Pregunta

http://www.termsys.demon.co.uk/vtansi.htm this link has a bunch of escape codes, and I've written scripts that have moved the cursor and changed the color - I'm curious how one goes about programatically getting responses? It doesn't seem to be standard out or standard error as far as I can tell so I am very confused

For example in ZSH I do the following:

jessed@joriet-mac ~ » echo "\e[6n"

jessed@joriet-mac ~ » 3;1R

the response to the query comes through as the next Terminal command? I don't understand why, also Bash doesn't seem to demonstrate this behavior.

I know there are other ways to do this using tput for example, but I'd like to know on a lower level what was going on and why.

¿Fue útil?

Solución

The responses come through on the channel from the terminal (or terminal emulator) to the serial port (or other tty device). That's the same channel used for transmitting characters entered at the terminal keyboard; there is no out-of-band signaling.
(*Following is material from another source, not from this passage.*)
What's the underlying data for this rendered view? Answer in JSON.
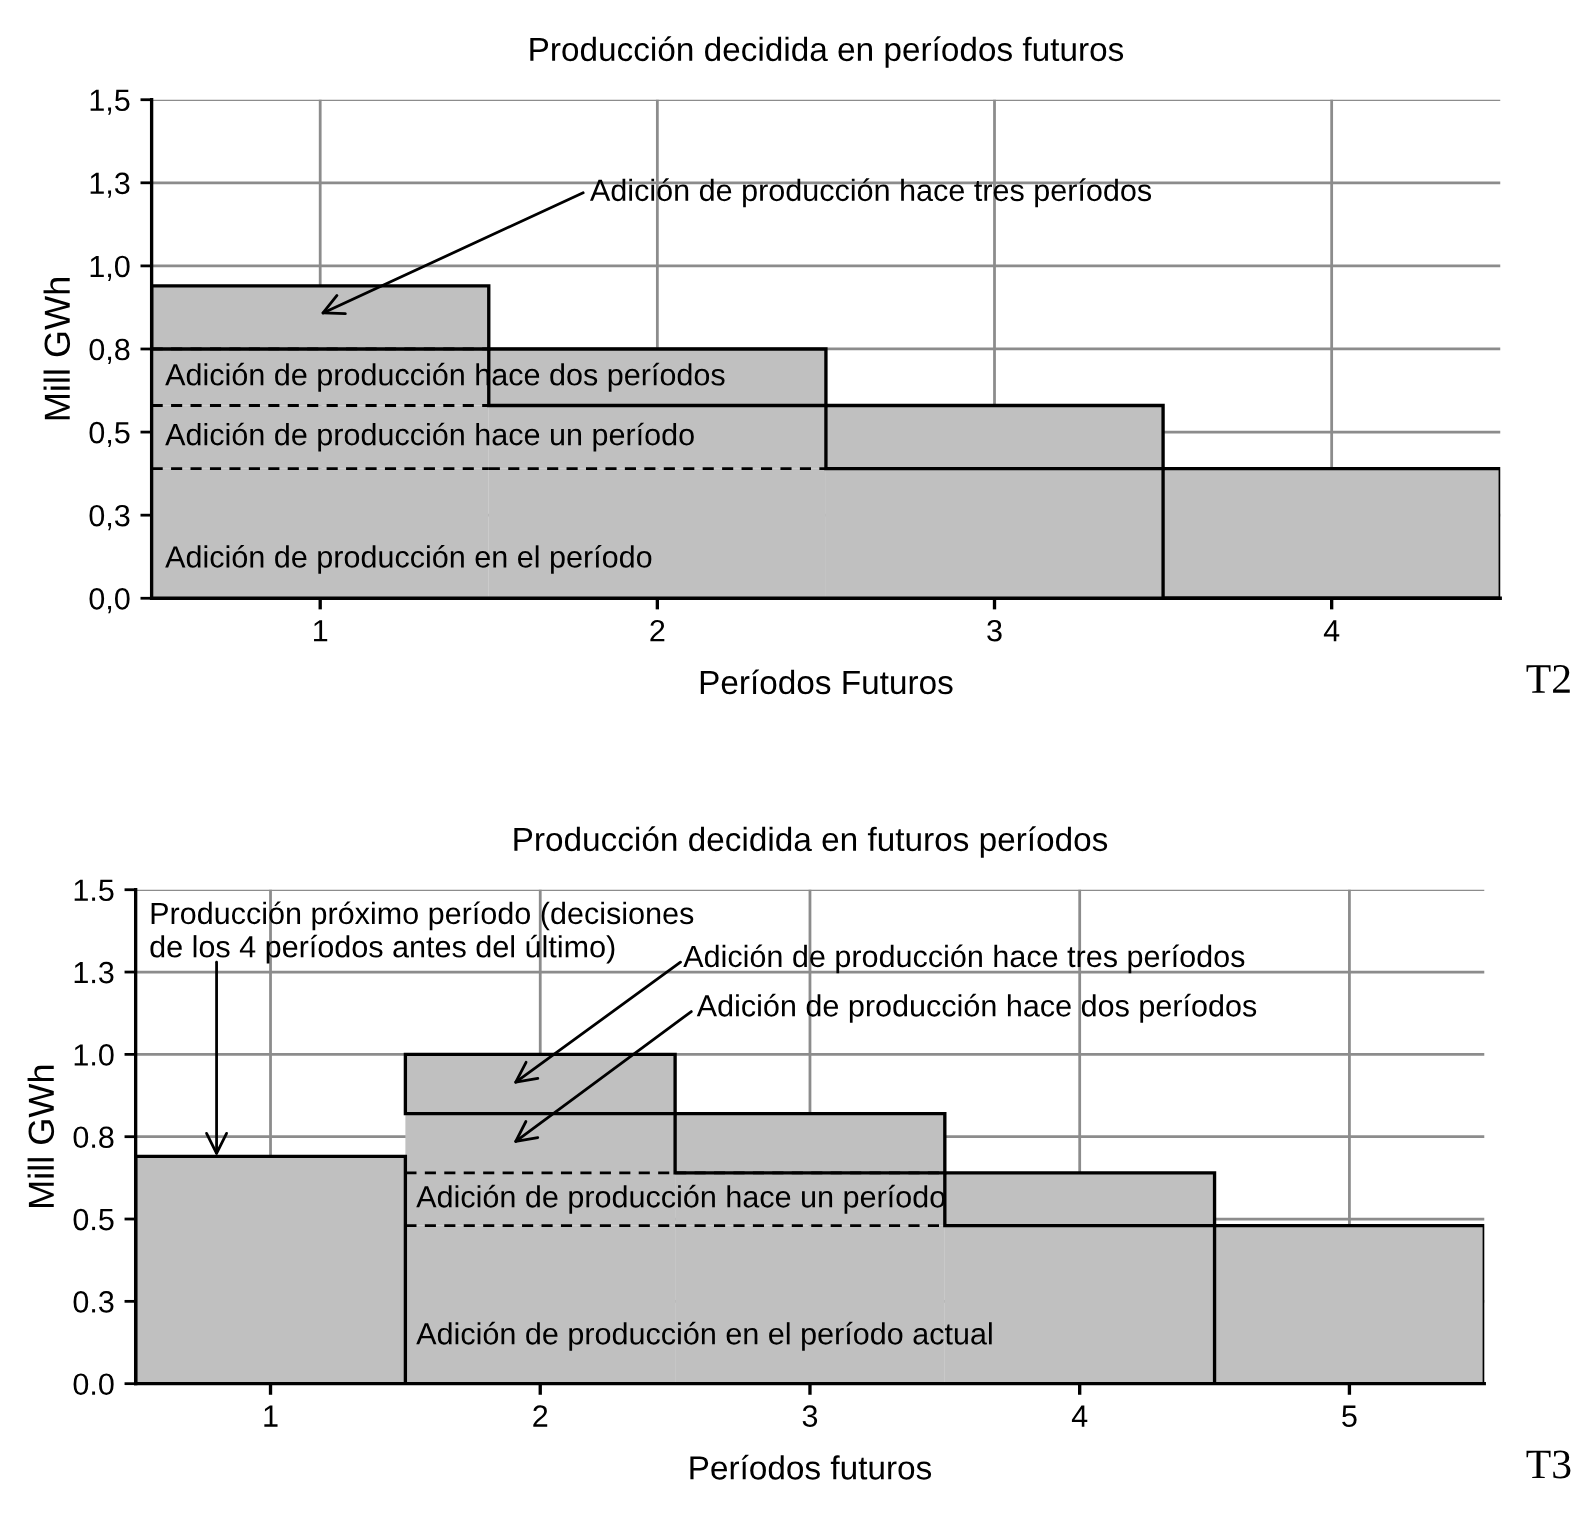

Since you didn't read the response after sending the query, it was interpreted as a series of keypresses by your shell. The different shells have different responses to the unusual keyboard input.

To read the response properly, you have to take the terminal out of line-based ("icanon" or "cooked") mode and read a byte at a time (from the tty, i.e. possibly stdin, the same place you'd read keyboard input from) until the terminating character is found. And there's no real way to distinguish the response from any real keypresses that happened to occur at the same time.

It's an unclean business, and if you're trying to do it in a shell script you add extra pain.